Durban - The KwaZulu-Natal Department of Agriculture and Rural Development said on Monday that it was reviewing its 50/50 funding policy for restitution and farm beneficiaries - and aimed to offer beneficiaries 100% of the capital required.

Department spokesperson Khaye Nkwanyana said they intended to support these beneficiaries after the settlements.

“All we want from them is that they should be clear on what they want to achieve with their agricultural enterprises. The department will fund them with the money dedicated for these for restitution and farm beneficiaries,” said Nkwanyana.

“We have noticed that the beneficiaries experience problems in their quest to raise the other half of the capital needed, even when the department has given them the other half. This causes the money to remain unused and farms to remain unproductive. We intend to be able to offer them even 100% of the capital they need when required.”

KZN is a generally well-watered province with a larger agricultural high quality area and produces several agricultural products.

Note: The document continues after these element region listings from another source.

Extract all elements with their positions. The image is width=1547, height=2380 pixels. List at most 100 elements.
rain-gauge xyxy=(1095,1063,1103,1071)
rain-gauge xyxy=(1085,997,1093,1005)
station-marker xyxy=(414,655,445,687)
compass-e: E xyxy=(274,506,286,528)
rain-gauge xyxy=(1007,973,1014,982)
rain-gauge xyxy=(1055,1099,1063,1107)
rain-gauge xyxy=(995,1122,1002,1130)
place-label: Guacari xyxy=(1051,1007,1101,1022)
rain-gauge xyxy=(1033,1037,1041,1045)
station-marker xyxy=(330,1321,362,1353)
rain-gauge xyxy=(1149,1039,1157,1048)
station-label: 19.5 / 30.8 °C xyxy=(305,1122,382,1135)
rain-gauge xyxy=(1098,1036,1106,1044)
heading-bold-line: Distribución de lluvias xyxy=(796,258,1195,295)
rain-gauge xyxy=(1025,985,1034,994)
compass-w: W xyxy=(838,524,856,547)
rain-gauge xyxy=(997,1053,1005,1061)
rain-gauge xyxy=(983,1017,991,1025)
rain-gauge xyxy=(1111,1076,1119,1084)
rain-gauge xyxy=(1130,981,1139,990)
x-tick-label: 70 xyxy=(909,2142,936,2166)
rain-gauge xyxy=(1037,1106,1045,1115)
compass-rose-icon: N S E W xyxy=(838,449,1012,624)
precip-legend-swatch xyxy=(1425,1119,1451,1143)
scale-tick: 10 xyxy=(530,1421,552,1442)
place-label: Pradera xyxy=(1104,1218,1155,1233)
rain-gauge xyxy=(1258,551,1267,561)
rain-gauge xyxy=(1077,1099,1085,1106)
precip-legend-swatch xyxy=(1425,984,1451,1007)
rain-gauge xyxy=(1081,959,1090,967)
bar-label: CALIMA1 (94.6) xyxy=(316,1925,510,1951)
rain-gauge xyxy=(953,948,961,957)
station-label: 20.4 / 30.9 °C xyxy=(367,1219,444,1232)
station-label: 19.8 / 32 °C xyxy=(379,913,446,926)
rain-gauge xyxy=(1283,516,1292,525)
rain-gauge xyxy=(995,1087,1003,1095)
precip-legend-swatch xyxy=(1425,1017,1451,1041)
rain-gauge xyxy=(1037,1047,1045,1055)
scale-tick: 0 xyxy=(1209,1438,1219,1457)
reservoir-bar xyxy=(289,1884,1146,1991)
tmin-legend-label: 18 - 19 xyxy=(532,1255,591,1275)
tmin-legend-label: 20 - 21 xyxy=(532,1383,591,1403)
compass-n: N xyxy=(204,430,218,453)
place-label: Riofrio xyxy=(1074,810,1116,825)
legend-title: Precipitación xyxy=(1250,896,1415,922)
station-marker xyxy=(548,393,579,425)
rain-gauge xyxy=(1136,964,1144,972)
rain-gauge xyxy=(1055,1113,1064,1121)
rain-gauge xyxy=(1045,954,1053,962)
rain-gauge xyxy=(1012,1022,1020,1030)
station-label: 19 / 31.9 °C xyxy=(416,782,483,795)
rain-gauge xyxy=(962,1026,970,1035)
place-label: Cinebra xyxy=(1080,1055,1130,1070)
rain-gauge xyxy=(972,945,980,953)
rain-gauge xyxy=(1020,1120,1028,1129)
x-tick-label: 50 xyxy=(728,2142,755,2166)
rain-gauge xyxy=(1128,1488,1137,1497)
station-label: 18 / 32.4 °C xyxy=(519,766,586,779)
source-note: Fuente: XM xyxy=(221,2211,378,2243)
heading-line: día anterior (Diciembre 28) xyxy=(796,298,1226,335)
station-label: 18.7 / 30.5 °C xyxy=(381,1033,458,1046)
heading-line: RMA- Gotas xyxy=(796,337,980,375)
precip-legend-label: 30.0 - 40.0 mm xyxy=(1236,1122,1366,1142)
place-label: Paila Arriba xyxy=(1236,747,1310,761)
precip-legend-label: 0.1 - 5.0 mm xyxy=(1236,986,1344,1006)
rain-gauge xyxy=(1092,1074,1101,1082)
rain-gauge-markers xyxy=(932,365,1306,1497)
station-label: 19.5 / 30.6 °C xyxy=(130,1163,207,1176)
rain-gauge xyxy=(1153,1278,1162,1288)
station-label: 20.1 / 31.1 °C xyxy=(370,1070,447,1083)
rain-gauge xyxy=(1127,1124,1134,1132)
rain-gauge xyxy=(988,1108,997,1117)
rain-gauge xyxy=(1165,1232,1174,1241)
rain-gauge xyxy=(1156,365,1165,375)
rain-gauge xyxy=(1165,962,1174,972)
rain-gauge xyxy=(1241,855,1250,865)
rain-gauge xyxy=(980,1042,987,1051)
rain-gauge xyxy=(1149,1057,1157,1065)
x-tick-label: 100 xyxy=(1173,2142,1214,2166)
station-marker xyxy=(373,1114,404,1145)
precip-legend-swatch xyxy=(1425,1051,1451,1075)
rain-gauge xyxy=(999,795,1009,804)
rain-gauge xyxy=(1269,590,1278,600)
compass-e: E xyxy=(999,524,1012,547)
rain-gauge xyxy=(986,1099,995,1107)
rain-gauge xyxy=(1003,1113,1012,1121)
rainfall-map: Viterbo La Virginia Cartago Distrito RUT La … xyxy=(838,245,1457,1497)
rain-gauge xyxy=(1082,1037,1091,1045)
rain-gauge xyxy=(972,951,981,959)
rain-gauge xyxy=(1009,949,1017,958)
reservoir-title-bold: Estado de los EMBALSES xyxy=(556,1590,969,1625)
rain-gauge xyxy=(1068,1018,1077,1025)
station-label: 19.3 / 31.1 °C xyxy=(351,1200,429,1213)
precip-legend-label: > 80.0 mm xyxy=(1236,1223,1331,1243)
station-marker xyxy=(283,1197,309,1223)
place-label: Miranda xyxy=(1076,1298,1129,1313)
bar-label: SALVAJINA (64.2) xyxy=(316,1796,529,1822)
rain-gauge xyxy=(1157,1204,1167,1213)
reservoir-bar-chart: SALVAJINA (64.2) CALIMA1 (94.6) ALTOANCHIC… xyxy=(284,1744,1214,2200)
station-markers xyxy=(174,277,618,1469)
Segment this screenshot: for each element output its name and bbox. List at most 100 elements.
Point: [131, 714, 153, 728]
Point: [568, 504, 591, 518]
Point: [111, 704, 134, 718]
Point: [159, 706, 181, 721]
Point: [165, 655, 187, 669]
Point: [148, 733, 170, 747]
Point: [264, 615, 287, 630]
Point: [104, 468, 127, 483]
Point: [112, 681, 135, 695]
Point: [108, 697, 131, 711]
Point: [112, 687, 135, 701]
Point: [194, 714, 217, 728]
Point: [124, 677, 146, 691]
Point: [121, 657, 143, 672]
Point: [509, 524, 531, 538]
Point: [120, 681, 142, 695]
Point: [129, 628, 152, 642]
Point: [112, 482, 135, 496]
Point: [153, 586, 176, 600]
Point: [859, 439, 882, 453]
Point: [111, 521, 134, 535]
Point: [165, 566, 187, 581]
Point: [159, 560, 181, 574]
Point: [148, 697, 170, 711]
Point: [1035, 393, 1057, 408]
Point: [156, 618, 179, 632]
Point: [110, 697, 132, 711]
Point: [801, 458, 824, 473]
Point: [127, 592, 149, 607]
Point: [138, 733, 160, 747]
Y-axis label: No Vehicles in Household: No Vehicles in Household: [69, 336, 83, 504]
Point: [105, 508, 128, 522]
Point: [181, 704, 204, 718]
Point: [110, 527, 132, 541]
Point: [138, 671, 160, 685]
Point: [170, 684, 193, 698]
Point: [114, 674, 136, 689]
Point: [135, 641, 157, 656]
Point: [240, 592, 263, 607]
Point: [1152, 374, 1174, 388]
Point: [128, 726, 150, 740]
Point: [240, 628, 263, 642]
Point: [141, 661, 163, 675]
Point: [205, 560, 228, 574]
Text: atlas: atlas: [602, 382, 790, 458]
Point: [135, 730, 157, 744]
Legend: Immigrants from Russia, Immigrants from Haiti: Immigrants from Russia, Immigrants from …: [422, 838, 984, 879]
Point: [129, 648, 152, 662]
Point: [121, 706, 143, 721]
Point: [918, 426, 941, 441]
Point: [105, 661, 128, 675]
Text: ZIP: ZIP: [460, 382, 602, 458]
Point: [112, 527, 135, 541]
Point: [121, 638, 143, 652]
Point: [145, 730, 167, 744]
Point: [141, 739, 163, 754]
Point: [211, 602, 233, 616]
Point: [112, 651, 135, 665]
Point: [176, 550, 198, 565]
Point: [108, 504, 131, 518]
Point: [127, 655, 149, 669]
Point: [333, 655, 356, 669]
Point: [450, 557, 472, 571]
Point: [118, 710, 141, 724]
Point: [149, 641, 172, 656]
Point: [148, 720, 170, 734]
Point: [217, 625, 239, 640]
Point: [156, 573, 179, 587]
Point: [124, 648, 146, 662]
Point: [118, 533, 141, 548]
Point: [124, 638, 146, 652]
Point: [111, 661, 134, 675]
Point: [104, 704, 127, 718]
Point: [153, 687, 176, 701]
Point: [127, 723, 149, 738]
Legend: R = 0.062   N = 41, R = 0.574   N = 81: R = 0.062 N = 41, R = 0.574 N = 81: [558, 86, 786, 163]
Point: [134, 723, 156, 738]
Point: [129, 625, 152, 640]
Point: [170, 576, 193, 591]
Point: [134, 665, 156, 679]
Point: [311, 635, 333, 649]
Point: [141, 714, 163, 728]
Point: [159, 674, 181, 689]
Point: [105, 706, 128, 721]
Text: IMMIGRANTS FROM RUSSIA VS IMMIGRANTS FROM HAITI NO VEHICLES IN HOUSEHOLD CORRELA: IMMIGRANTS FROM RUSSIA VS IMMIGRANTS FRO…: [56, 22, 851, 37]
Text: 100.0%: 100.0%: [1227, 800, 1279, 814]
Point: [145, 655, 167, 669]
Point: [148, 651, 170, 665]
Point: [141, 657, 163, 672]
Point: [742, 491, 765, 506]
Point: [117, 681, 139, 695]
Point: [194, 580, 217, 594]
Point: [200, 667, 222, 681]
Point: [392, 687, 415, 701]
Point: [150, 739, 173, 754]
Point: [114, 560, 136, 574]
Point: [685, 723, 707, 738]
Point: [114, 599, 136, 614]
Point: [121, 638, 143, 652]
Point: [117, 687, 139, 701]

It is a base for a significant percentage of the country’s small-scale farmers.

Nkwanyana said a task team was currently working on this review with the intention of informing the department’s budget for the next financial year.

Intervention

“This funding intervention for small-scale farmers is to augment other programmes that we have with Ithala, Old Mutual’s Masisizane programme, the National Empowerment Fund and the Agribusiness Development Agency.”

Nkwanyana added that the department would offer support to the programme beneficiaries through its business unit dedicated to agricultural development.

National African Farmers Union president Dr Mandla Buthelezi said this initiative by the government would be “overwhelming”.

“Farmers struggled to raise their own 50%. Funding is an issue and this is welcomed,” said Buthelezi.

He said over and above funding, capacity building was required together with facilitating access to markets for the farmers.

University of KZN’s agricultural development and food security expert, Professor Maryann Green, commended the move, but added that the beneficiaries of these programmes should receive good mentorship.

“The issue when people get a lot of money is that they think they can buy everything. When people start up without anything, agriculture is capital intensive and still requires upkeep as the business continues. They need to get good mentorship from former farmers who will assist them with financial planning,” Green said.

She said people were generally not productive when left to fend for themselves.

“It is essential that we get farming productive,” Green said.

The province is said to have a total of 6.5 million hectares of land for farming purposes of which 82% is suitable for extensive livestock production and 18% is arable land.